AFP Two of the three 'contestants' who were in on the hoax. They are genuine kidney patients who wanted to highlight the need for more donors.

Any publicity is good publicity, at least that was what three kidney patients must have thought when they agreed to be part of a hoax TV show, which purported to have them compete for a kidney. It turns out they had the right idea -- around 50,000 Dutch people are now planning to become organ donors in response to the show.

The scenario was simple: three patients were competing for a kidney from a terminally ill woman, who would interview the "contestants" and then the viewers would vote on who would get the organ transplant. The show provoked widespread condemnation and disgustnot just in the Netherlands but around the world.

Some 1.2 million people tuned in to watch the finale on Friday -- when the whole thing was revealed as a scam. It turned out the dying woman, "Lisa," was an actress, while the three contestants are genuinely on the waiting list for organs, and were in on the hoax. They had wanted to draw attention to the chronic lack of donors in the Netherlands.

It seemed to work: On Friday alone around 12,000 viewers sent an SMS to the show to sign up as donors.
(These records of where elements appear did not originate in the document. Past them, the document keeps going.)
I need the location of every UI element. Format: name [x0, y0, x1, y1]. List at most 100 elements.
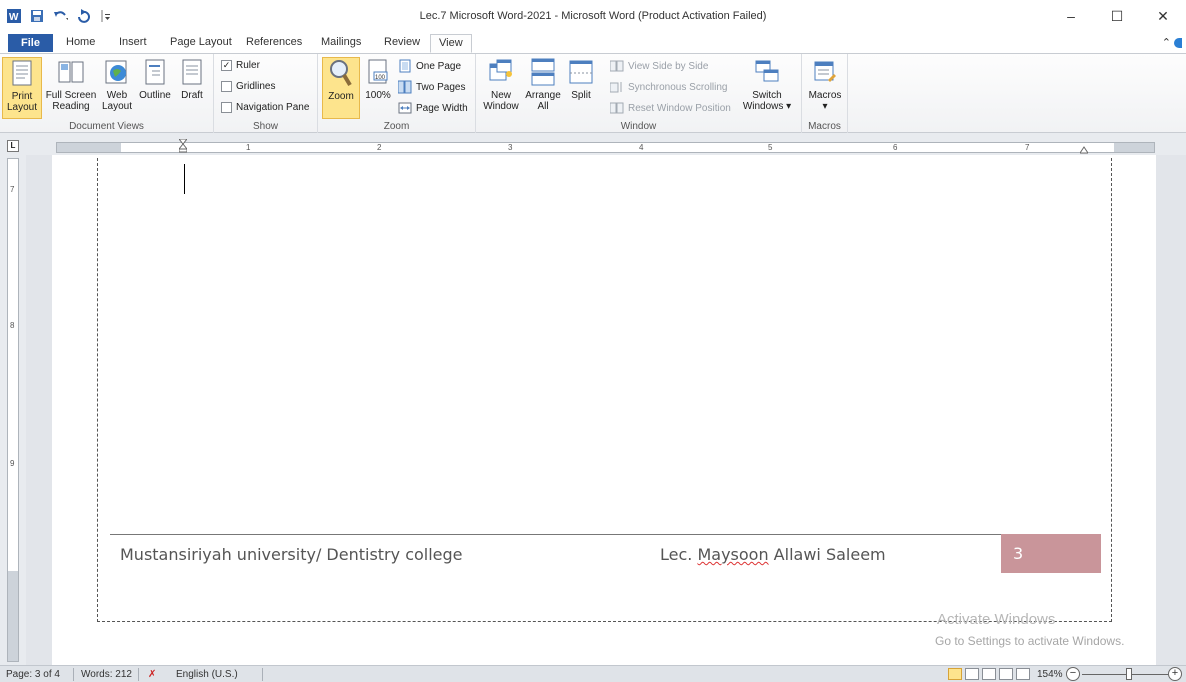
ruler-number: 1	[246, 143, 251, 152]
web-layout-button[interactable]: Web Layout	[99, 57, 135, 112]
word-count-status[interactable]: Words: 212	[81, 669, 132, 680]
zoom-button[interactable]: Zoom	[322, 57, 360, 119]
close-button[interactable]: ✕	[1140, 0, 1186, 32]
macros-icon	[810, 57, 840, 87]
gridlines-checkbox[interactable]: Gridlines	[221, 81, 275, 92]
window-controls: – ☐ ✕	[1048, 0, 1186, 32]
ruler-check-mark: ✓	[221, 60, 232, 71]
proofing-error-icon[interactable]: ✗	[148, 669, 156, 680]
indent-marker-icon[interactable]	[177, 138, 189, 153]
right-indent-icon[interactable]	[1079, 145, 1089, 154]
zoom-100-button[interactable]: 100 100%	[362, 57, 394, 101]
navigation-pane-check-box	[221, 102, 232, 113]
vertical-ruler[interactable]: 7 8 9	[7, 158, 19, 662]
maximize-button[interactable]: ☐	[1094, 0, 1140, 32]
outline-view-icon[interactable]	[999, 668, 1013, 680]
status-separator	[262, 668, 263, 681]
full-screen-view-icon[interactable]	[965, 668, 979, 680]
reset-window-position-button[interactable]: Reset Window Position	[610, 102, 731, 114]
split-label: Split	[571, 90, 591, 101]
ruler-label: Ruler	[236, 60, 260, 71]
web-layout-label-1: Web	[106, 90, 128, 101]
footer-institution-text[interactable]: Mustansiriyah university/ Dentistry coll…	[120, 545, 463, 564]
view-side-by-side-button[interactable]: View Side by Side	[610, 60, 708, 72]
web-layout-view-icon[interactable]	[982, 668, 996, 680]
ruler-number: 3	[508, 143, 513, 152]
footer-lecturer-suffix: Allawi Saleem	[768, 545, 886, 564]
tab-file[interactable]: File	[8, 34, 53, 52]
tab-review[interactable]: Review	[384, 36, 420, 48]
one-page-label: One Page	[416, 60, 462, 72]
text-cursor	[184, 164, 185, 194]
full-screen-reading-button[interactable]: Full Screen Reading	[45, 57, 97, 112]
footer-lecturer-text[interactable]: Lec. Maysoon Allawi Saleem	[660, 545, 886, 564]
outline-icon	[140, 57, 170, 87]
new-window-button[interactable]: New Window	[480, 57, 522, 112]
arrange-all-button[interactable]: Arrange All	[522, 57, 564, 112]
document-views-group-label: Document Views	[69, 121, 144, 132]
switch-windows-label-2: Windows ▾	[742, 101, 792, 112]
tab-references[interactable]: References	[246, 36, 302, 48]
status-separator	[138, 668, 139, 681]
two-pages-button[interactable]: Two Pages	[398, 80, 465, 94]
page-count-status[interactable]: Page: 3 of 4	[6, 669, 60, 680]
print-layout-icon	[7, 58, 37, 88]
print-layout-button[interactable]: Print Layout	[2, 57, 42, 119]
zoom-100-icon: 100	[363, 57, 393, 87]
title-bar: W Lec.7 Microsoft Word-2021 - Microsoft …	[0, 0, 1186, 32]
tab-view[interactable]: View	[430, 34, 472, 53]
group-macros: Macros ▾ Macros	[802, 54, 848, 133]
zoom-level[interactable]: 154%	[1037, 669, 1063, 680]
two-pages-label: Two Pages	[416, 81, 466, 93]
tab-insert[interactable]: Insert	[119, 36, 147, 48]
zoom-slider-thumb[interactable]	[1126, 668, 1132, 680]
view-side-by-side-icon	[610, 60, 624, 72]
arrange-all-icon	[528, 57, 558, 87]
navigation-pane-checkbox[interactable]: Navigation Pane	[221, 102, 309, 113]
show-group-label: Show	[252, 121, 278, 132]
full-screen-label-1: Full Screen	[45, 90, 97, 101]
window-title: Lec.7 Microsoft Word-2021 - Microsoft Wo…	[419, 10, 767, 22]
tab-page-layout[interactable]: Page Layout	[170, 36, 232, 48]
macros-label: Macros	[808, 90, 842, 101]
ribbon-minimize-icon[interactable]: ⌃	[1162, 36, 1182, 49]
page-width-icon	[398, 102, 412, 114]
macros-button[interactable]: Macros ▾	[806, 57, 844, 112]
horizontal-ruler[interactable]: 1 2 3 4 5 6 7	[56, 138, 1155, 154]
status-bar: Page: 3 of 4 Words: 212 ✗ English (U.S.)…	[0, 665, 1186, 682]
switch-windows-label-1: Switch	[752, 90, 782, 101]
zoom-in-icon[interactable]: +	[1168, 667, 1182, 681]
activate-windows-title: Activate Windows	[937, 611, 1056, 628]
draft-view-icon[interactable]	[1016, 668, 1030, 680]
minimize-button[interactable]: –	[1048, 0, 1094, 32]
vertical-ruler-number: 7	[10, 185, 15, 194]
one-page-button[interactable]: One Page	[398, 59, 461, 73]
switch-windows-button[interactable]: Switch Windows ▾	[742, 57, 792, 112]
print-layout-view-icon[interactable]	[948, 668, 962, 680]
ruler-checkbox[interactable]: ✓ Ruler	[221, 60, 260, 71]
tab-mailings[interactable]: Mailings	[321, 36, 361, 48]
group-document-views: Print Layout Full Screen Reading Web Lay…	[0, 54, 214, 133]
activate-windows-subtitle: Go to Settings to activate Windows.	[935, 634, 1125, 648]
reset-window-icon	[610, 102, 624, 114]
arrange-all-label-2: All	[537, 101, 549, 112]
switch-windows-icon	[752, 57, 782, 87]
ruler-number: 5	[768, 143, 773, 152]
page-width-button[interactable]: Page Width	[398, 101, 468, 115]
split-button[interactable]: Split	[564, 57, 598, 101]
gridlines-check-box	[221, 81, 232, 92]
web-layout-label-2: Layout	[101, 101, 133, 112]
group-zoom: Zoom 100 100% One Page Two Pages Page Wi…	[318, 54, 476, 133]
bottom-margin-shade	[8, 571, 18, 661]
outline-button[interactable]: Outline	[135, 57, 175, 101]
ribbon: Print Layout Full Screen Reading Web Lay…	[0, 54, 1186, 133]
tab-selector[interactable]: L	[7, 140, 19, 152]
draft-button[interactable]: Draft	[175, 57, 209, 101]
tab-home[interactable]: Home	[66, 36, 95, 48]
language-status[interactable]: English (U.S.)	[176, 669, 238, 680]
draft-icon	[177, 57, 207, 87]
zoom-out-icon[interactable]: −	[1066, 667, 1080, 681]
synchronous-scrolling-button[interactable]: Synchronous Scrolling	[610, 81, 728, 93]
zoom-slider[interactable]	[1082, 674, 1168, 675]
footer-lecturer-misspelled: Maysoon	[697, 545, 769, 564]
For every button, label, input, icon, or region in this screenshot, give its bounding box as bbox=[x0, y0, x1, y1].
And by Monday, the TV station BNN that aired the show announced that around 50,000 people had requested organ donor forms.

Prime Minister Jan Peter Balkenende said he was relieved to hear the show was a set up. He had previously condemned it as damaging the Netherlands' reputation.

BNN had said that the show, which was produced by Endemol, the inventors of "Big Brother," was a tribute to its founder, Bart de Graaff, who died of kidney failure five years ago at the age of 35.